Agnes! Larry thought of her with a curious, eager pain in his heart. She was somewhere on that strange, ancient world, a prisoner of weird machine-monsters! Intended victim of a grotesque sacrificial ceremony!

Could he find her, in the vastness of an unfamiliar world? And having found her, would there be a chance to rescue her from her hideous captors? The project seemed insane. But Larry felt a queer, unfamiliar urge, which, he knew, would drive him on until he had discovered and saved her—or until he was dead.


At last, when it seemed to Larry nearly three hours since he had begun this amazing flight, the crawling ebon needle reached the mark, "Pygmy Planet Normal."

He flew out of the wall of violet flame toward the planet's surface. Before, the distance between the planet and the ray's edge had seemed only the fraction of an inch. Now it appeared to be many miles.

Abruptly the Pygmy Planet, which had seemed to be beside him, appeared to swing about, so that it was beneath him. He knew that it was a change merely in his sensations. He was feeling the gravitation of the new world. It was pulling him toward it!

He cut the throttle, and settled the plane into a long glide, a glide that was to end upon the surface of a new planet!

In what seemed half an hour more, Larry had made a safe landing upon the Pygmy Planet. He had come down upon a stretch of fairly smooth, red, sandy desert, which seemed to stretch illimitably toward the rising sun, which direction Larry instinctively termed "east."

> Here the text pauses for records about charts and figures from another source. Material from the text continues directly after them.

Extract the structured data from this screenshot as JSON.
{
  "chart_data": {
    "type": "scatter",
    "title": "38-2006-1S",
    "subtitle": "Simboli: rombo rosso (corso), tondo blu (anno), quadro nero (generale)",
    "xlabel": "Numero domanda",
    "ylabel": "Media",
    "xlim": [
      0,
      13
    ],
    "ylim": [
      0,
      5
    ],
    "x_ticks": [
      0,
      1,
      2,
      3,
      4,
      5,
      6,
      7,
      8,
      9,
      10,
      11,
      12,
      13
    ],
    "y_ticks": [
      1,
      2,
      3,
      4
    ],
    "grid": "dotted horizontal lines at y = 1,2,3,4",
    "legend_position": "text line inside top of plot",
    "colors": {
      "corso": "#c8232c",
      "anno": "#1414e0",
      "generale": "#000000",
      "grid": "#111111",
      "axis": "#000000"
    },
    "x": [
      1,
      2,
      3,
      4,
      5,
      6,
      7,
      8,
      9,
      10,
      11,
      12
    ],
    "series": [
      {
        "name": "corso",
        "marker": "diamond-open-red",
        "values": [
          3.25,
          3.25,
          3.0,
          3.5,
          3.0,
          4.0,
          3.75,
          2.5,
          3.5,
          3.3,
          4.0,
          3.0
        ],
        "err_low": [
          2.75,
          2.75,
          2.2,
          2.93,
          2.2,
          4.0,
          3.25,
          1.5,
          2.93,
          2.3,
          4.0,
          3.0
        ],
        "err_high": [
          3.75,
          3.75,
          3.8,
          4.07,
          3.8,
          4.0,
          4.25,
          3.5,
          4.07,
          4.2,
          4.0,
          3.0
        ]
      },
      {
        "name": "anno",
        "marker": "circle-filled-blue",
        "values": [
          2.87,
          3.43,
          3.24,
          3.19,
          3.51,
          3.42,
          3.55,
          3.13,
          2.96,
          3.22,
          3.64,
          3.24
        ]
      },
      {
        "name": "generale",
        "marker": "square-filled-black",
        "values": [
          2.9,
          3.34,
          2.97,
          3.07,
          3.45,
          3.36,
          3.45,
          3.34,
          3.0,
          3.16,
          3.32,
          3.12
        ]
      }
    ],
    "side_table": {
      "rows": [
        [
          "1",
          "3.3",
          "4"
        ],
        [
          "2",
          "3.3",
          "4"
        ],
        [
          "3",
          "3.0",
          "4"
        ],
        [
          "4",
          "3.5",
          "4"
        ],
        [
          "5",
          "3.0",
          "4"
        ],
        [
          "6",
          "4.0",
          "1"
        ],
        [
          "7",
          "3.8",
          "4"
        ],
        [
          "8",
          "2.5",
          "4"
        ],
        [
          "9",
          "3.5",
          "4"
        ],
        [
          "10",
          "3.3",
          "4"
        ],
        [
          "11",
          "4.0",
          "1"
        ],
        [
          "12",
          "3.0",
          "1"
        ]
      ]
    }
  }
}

To the "west" was a line of dull green—evidently the vegetation along a stream. The ocher desert was scattered with sparse clumps of reddish, spiky scrub. Larry taxied the plane into one of those thickets. Finding canvas and rope in the cabin, he staked down the machine, and muffled the motor.

Then, selecting a rifle and a heavy automatic from the weapons in the cabin, and filling his pockets with extra ammunition, he left the plane and set out with brisk steps toward the green line of vegetation.